One step fabrication and characterisation of stainless steel superhydrophobic surfaces using laser ablation

摘要

Superhydrophobicity of several natural plants and animals provides the excellent mechanical and physical properties. A number of research efforts have been directed to imitate and design the functional surfaces with superhydrophobicity. However, the durability of the metallic superhydrophobic surfaces is one of the main problems to block their applications. To overcome this problem, a one-step laser ablation based fabrication methodology for stainless steel superhydrophobic surfaces has been proposed. Through carefully optimizing the machining parameters, the superhydrophobic surfaces on stainless steel can be obtained without further surface coating treatment, which provides a cost-effective and high efficiency fabrication methodology. Since the top layer is directly formed from the bulk material, the long-term durability and resistance for mechanical wear and corrosion can be maintained.
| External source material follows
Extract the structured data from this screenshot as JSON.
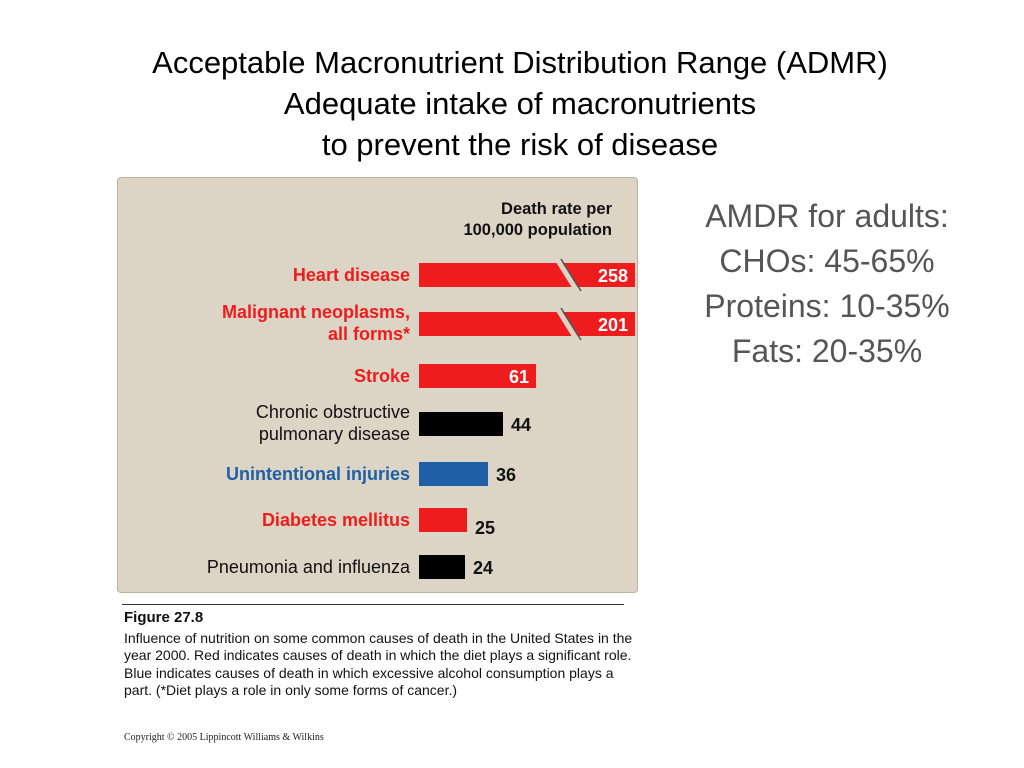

In addition, it is cheap for there is no further surface coating required. In order to investigate the inherent mechanism of wettability change on stainless steel, a number of extensive surface metrology and characterisation has been conducted. The relationships between the wettability and the surface topography have been extensively explored. It is noted that the surface topography can be modified by the laser ablation, and the contact angle can be improved or reduced due to the increase of the contact area. The wettability change is dependent on the laser fluence on the surface. Smaller laser fluence can improve the contact angle to some extent, and the larger one will make the surface superhydrophilic at the beginning. However, the superhydrophilic surfaces can change into superhydrophobic surfaces after several days. Through the experiments, it is noted that the reason for this wettability transition is not due to surface topography change but the chemistry alternation of the top layer. The developed fabrication and characterisation methodologies put one step forward for practical application of the metallic superhydrophobic surfaces in the industrial and academic sectors.